Speaking in rough generalizations, yes a working line dog is likely to have more aggression than a show line dog. That said, you can find a safe dog in any of the lines. I will say this, though. Plan to do lots of training. These dogs need structure, and their brains need to be worked. They also need quite a bit of physical exercise.
What I would do in your shoes would be go to clubs in your area and see dogs of different line types doing various things with their ownders/handlers. Local kennel clubs, your local GSD club, schutzhund clubs. It doesnít matter if you have no interest in pursuing those venues once you have your dog. Observe lots of dogs. Talk to owners. Find out what their dogs are like at home and out in public. Ask if they are good with kids. Ask if they are reactive. Ask what their health has been like. Ask if they have a good off switch in the home. Ask what the experience with the breeder has been like. Find your breeder by seeing dogs you like, not simply by recommendations on the internet.
I have not owned either a WGSL or an ASL dog, but I have met nice, stable representatives of both line types. Both line types would be a visual deterrent, and both would likely alert you to someone at your home. I have two working line dogs. One would be an absolute nightmare for someone who wanted a kid friendly, take anywhere kind of dog. My girl could live as an active pet as long as someone was willing to provide an outlet for her, mentally and physically. Both have more aggression when pushed than show lines I have seen. Donít rush to get a puppy. Do your due diligence with finding an honest breeder who produces healthy, stable dogs.

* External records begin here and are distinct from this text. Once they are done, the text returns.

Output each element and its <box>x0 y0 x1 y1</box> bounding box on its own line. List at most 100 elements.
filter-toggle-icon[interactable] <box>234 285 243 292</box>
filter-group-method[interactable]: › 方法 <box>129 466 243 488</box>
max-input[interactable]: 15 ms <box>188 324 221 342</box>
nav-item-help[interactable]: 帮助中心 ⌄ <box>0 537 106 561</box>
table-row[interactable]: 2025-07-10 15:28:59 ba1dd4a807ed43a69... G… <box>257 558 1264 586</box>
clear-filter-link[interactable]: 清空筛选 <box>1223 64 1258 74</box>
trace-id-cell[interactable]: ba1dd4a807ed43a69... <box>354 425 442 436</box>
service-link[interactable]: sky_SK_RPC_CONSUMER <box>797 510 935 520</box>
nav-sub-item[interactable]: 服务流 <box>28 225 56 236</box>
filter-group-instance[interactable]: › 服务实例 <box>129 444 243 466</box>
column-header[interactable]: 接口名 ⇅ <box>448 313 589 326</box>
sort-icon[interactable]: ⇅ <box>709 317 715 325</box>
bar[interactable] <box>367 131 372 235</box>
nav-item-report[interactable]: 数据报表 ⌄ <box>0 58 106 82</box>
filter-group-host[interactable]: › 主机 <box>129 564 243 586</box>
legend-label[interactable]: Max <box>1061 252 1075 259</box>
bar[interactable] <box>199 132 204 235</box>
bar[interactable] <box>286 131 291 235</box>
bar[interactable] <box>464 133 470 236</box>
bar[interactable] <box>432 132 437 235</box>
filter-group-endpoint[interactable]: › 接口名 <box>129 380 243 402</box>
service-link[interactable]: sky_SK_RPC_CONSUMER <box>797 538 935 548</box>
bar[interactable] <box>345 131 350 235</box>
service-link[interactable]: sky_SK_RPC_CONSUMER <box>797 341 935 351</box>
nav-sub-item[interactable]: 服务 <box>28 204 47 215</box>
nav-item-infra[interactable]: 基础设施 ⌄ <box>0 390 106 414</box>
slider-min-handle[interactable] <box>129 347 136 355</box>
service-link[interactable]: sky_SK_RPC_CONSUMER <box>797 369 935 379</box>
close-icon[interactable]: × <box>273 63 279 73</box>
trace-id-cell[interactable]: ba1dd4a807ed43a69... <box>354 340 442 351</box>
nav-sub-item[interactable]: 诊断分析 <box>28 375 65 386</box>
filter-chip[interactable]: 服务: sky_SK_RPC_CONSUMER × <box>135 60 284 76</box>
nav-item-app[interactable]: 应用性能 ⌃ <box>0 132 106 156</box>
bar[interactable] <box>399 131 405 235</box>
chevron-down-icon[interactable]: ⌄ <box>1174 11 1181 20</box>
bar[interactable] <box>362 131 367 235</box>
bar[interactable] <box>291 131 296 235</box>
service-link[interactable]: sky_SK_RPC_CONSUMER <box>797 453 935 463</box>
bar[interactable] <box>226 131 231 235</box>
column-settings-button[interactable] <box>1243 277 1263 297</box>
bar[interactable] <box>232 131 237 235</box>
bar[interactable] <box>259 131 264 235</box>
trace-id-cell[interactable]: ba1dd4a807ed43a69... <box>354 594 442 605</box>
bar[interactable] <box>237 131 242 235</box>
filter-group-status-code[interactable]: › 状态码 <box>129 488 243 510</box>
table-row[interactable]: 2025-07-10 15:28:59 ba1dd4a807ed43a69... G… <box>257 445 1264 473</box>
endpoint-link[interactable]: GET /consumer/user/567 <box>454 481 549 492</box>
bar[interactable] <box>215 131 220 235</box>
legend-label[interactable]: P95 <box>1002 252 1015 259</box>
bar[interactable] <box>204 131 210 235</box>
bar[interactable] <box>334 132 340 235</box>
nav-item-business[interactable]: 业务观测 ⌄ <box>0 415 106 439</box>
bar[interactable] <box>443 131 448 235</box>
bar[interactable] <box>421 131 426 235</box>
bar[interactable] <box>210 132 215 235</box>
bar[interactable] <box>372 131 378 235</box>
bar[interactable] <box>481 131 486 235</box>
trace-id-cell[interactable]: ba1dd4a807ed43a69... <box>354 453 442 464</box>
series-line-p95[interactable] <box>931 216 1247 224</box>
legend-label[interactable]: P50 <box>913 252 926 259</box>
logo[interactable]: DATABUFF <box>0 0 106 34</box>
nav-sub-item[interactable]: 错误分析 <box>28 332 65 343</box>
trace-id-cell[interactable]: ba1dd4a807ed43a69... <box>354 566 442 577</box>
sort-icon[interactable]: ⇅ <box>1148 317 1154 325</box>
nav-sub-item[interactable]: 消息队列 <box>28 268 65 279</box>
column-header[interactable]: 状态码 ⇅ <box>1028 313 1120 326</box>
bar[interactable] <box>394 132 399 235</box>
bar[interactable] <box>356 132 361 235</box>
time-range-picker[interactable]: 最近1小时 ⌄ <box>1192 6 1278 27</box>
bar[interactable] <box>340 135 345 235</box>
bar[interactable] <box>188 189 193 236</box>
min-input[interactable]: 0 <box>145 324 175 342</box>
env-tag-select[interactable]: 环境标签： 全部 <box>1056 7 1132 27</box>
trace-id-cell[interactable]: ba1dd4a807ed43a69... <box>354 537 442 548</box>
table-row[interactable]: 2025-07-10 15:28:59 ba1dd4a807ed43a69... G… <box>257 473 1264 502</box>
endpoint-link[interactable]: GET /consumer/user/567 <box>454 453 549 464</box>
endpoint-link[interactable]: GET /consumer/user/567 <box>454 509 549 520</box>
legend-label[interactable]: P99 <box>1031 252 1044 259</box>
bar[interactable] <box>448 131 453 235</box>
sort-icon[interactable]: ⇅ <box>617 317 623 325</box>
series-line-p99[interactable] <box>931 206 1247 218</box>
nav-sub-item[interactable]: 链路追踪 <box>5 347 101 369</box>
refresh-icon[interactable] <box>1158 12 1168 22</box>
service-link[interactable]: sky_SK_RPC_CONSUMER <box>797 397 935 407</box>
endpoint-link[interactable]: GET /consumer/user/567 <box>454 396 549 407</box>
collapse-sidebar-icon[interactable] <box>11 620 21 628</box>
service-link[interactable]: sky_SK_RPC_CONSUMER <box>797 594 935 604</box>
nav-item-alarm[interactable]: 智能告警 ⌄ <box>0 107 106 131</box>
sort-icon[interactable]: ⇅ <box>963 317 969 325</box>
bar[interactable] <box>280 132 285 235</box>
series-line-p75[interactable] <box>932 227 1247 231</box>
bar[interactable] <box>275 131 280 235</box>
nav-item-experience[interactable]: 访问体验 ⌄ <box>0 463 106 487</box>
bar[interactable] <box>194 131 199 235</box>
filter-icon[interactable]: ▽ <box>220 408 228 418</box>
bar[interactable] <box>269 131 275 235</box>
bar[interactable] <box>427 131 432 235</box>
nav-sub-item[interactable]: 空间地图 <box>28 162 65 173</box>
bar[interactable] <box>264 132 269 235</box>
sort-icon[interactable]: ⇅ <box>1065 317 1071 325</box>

All of this is excellent insight to keep in mind.
I'd like to chime in from the perspective of owning a show line dog (75% ASL/25% WGSL cross). I think a dog like mine would fit your bill very well, @khk410
, and I don't think she's terribly unusual in that she is safe and stable and would do well with an active family with kids. My city has a lot of dog-friendly businesses, and my dog is a "go all the places, do all the things" dog. She will definitely alert me to any goings-on outside our house (she's trained that this is fine, I go and look out the window and then tell her to stand down), but when we're out in the community, she isn't reactive or quick to decide something is a threat. She's dog-neutral to dog-friendly, and she goes weekly to daycare and to the dog park on a regular basis. I'm not certain how typical the dog-friendliness is, to be honest, but she's been very easy in that regard.

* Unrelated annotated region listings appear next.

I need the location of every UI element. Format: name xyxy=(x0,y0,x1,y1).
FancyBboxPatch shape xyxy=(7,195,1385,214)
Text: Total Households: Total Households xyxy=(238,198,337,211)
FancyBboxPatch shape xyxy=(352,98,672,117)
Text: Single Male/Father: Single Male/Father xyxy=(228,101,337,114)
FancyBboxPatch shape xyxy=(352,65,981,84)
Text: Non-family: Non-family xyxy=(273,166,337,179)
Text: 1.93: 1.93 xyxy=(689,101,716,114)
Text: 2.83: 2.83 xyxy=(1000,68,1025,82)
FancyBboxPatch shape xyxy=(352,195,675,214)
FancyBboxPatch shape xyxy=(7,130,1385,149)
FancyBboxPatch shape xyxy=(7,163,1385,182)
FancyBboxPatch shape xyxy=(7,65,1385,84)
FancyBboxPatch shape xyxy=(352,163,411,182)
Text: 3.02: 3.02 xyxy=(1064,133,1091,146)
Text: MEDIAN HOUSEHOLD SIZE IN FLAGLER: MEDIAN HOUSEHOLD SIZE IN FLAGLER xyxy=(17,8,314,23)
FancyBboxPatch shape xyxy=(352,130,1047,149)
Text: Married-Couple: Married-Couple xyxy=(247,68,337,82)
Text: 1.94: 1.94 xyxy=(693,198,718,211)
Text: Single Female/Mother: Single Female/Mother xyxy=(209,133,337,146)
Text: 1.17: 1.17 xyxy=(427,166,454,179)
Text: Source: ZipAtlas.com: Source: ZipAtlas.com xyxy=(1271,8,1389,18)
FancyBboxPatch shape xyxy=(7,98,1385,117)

I do want to emphasize that you should not discount the amount of physical and mental exercise required by a show line dog. Mine needs both. She can roll with one or the other if she needs to, but she really does best if she gets one thing from Column A (walk, fetch, dog park, active game) and one from Column B (Nosework, other class, tricks practice, puzzle toy, etc.). She can get pretty demanding about the latter, too; I don't have much luxury to be mentally exhausted at the end of a long day and not spend time with her. And that's fine, I signed up for that, but be aware that an ASL dog is not necessarily going to be your Netflix buddy even if they're lower drive. She's a pretty busy dog between about 6 and 10 or 11 PM, but to be fair to her, I'm getting home around 6 and my husband works from home full time so she has been taught that she needs to be chill during the day and the fun starts when I get home; we pack a lot into those 4-5 hours. Right now we do classes 2 evenings per week, and that seems to work really well for her. Put it this way, we're doing 2 classes per week plus we have 2 full-day Nosework trials and 3 half-day trials coming up in the next two months, and my only worry about her stamina is the weekend we trial all day Saturday and then turn around and do 2 half-day trials back to back on Sunday.

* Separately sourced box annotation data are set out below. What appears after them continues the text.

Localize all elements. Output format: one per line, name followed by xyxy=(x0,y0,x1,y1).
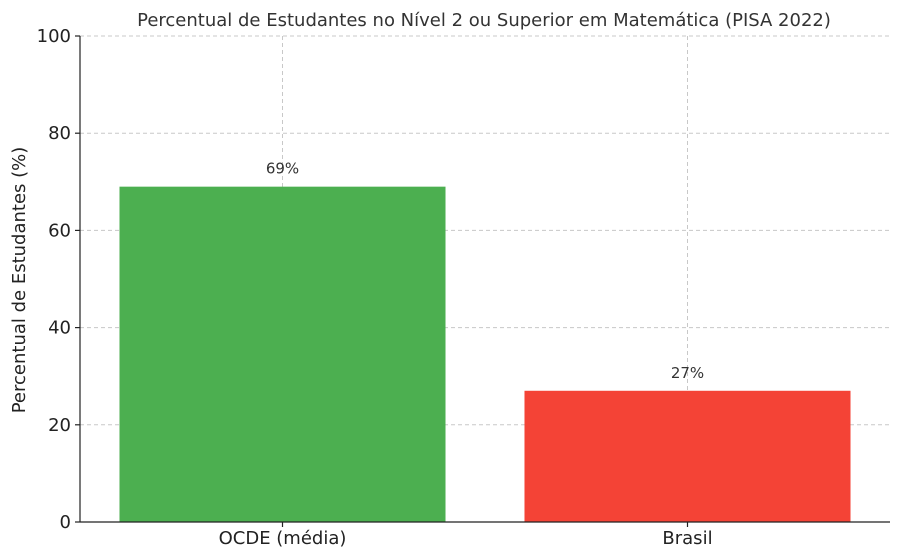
bar-ocde xyxy=(119,186,446,522)
data-labels: 69% 27% xyxy=(266,160,704,382)
y-tick-label: 80 xyxy=(48,123,71,144)
data-label: 69% xyxy=(266,160,299,178)
x-tick-label: Brasil xyxy=(662,528,712,549)
tick-labels: 0 20 40 60 80 100 OCDE (média) Brasil xyxy=(37,26,713,549)
y-tick-label: 60 xyxy=(48,220,71,241)
y-tick-label: 100 xyxy=(37,26,71,47)
data-label: 27% xyxy=(671,364,704,382)
x-tick-label: OCDE (média) xyxy=(219,528,347,549)
bars xyxy=(119,186,851,522)
bar-brasil xyxy=(524,390,851,522)
y-tick-label: 40 xyxy=(48,318,71,339)
y-tick-label: 20 xyxy=(48,415,71,436)
axes xyxy=(75,35,890,527)
chart-title: Percentual de Estudantes no Nível 2 ou S… xyxy=(137,10,831,31)
y-axis-label: Percentual de Estudantes (%) xyxy=(9,147,30,414)
y-tick-label: 0 xyxy=(60,512,71,533)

But if you are active and you/your family are able to spend quality time providing both physical and mental outlets for the dog's energy, a show line dog would probably be just as good of a bet. And I don't say that to take away from any working line dogs - I've met WL dogs who are easier to have in the house than my ASL/WGSL dog and who are every bit as stable and safe and fun to own. I have not ruled out owning one myself someday. As GypsyGhost said, you would be able to find a safe, stable dog from within either type, and I would repeat her advice to go out to clubs and meet dogs and owners and breeders, and ask all the questions. This specific type of research is actually not something I did, I gained it piecemeal after I got my dog, and although I'd have ended up with the same breeder had I done it, I would not hesitate to recommend that you try to do it beforehand.